Todavía los oigo algunos amaneceres después de la lluvia. Croan y su canto se mezcla con el de las cornejas tempraneras que vuelan al sur, o con el primer vuelo del águila imperial que deja su gruñido en el valle, como el de un gran cuervo que avisa de su hambre.
Ellos, los sapos ya se han ocultado en sus agujeros de arcilla o en las oquedades de las cepas de los olivos. Pero, durante la noche, se habían adueñado de la tierra, como piedras blandas en quietud de camuflaje, al acecho del paso de un escarabajo melancólico o de un grillo contumaz.
Apostados junto a las charcas que ha dejado la lluvia, esperaban el regalo de las nubecillas de mosquitos que se deshacen en la lengua veloz y cazadora.
Llueve poco en estas tierras, y la mayoría de las noches del año los sapos son invisibles e inaudibles. Se adentran en un silencio de secano, reconcentrados, lúcidos de ausencia, expertos en reservar su energía y también su piel de la falta de humedad.
La necesitan tanto como los tomillares quemados por el sol y extremados en sus ramas hasta la mínima síntesis de materia necesaria para seguir respirando. Por eso a menudo me pregunto dónde se ocultan los sapos en verano mientras el tomillo se va convirtiendo en piedra.
Los siento en los taludes enmarañados de matas mientras voy caminando hacia la estepa. Respiran, me atisban, se recogen, acaso sueñan con moscas, de las que aquí podrán alimentarse hasta el invierno. Son el secreto latido del barro, barro apelmazado con sangre, los sapos corredores detenidos todavía.
Es con las primeras lluvias del otoño cuando vuelven a los caminos. Entonces, a condición de la noche, me los vuelvo a encontrar a la luz de mi linterna o de los faros del coche. Son tan remolones que el nombre de sapo corredor resulta otra resistencia a desvelar sus misterios.

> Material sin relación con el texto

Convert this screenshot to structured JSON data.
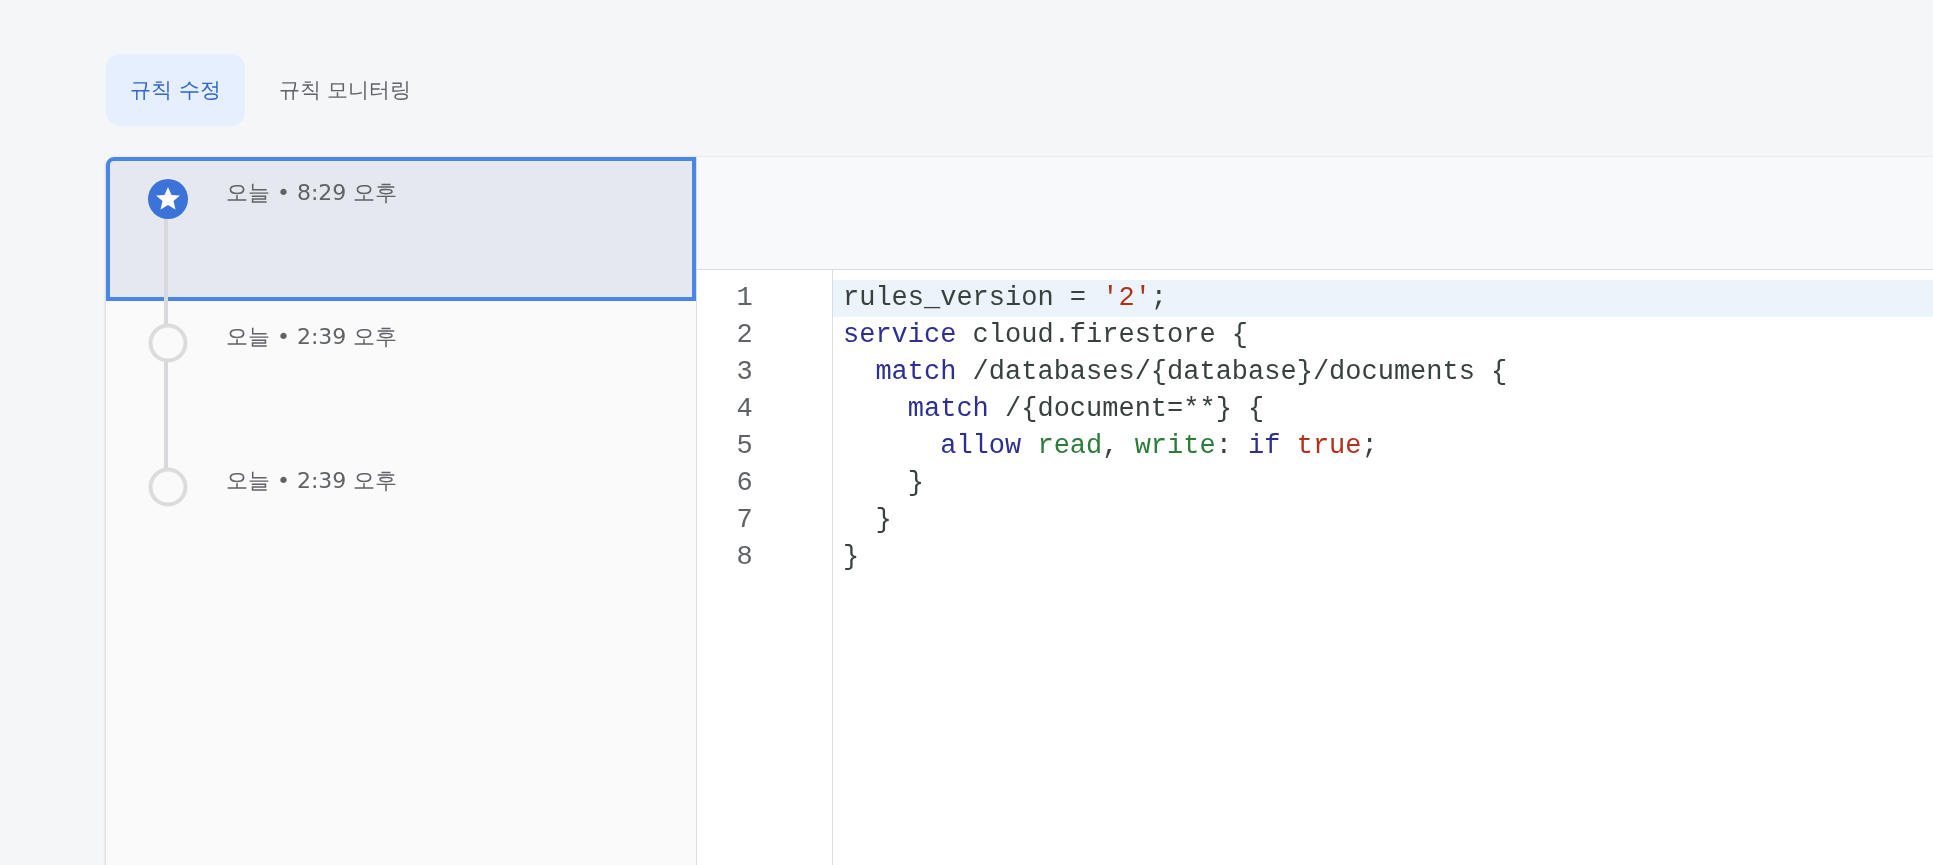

Pero al final acaban apartándose hasta los márgenes, no a saltos, sino corriendo de manera lentísima, estirando con resignación una pata tras otra, pegados a la tierra protectora, indóciles, esquivos, carne de plomo.
Qué sois, les pregunto, qué vida os revuelve, cuál es la conciencia del sapo corredor.
Y entonces asumo el volver a esconderme en el talud. Buscar un modesto túnel de arcilla y echarme en su interior hasta que desaparezca el tiempo.
La luz eléctrica ya no existe y aún se perciben alejándose los pasos del hombre. Se confunden con este latido que tengo dentro, acelerado ahora, tanto que me ensordece. Aguardo hasta que me quedo sedado. Seda gruesa sedada. Sedimento con una vibración de vida imperceptible.
Es tenue. Es constante. Es lenta. Es el silencio latente.
Contra el silencio me aprieto. Contra la respiración muda que me protege.
Porque otra vez será de noche. Hasta que amanezca, cuando se dore apenas el mundo subterráneo.
Lo que llamarán canto o croar será la repetición de este latido.
En la cueva pequeña del ser. Escuchando el corazón de la Tierra.


Piedras blandas es un hallazgo genial!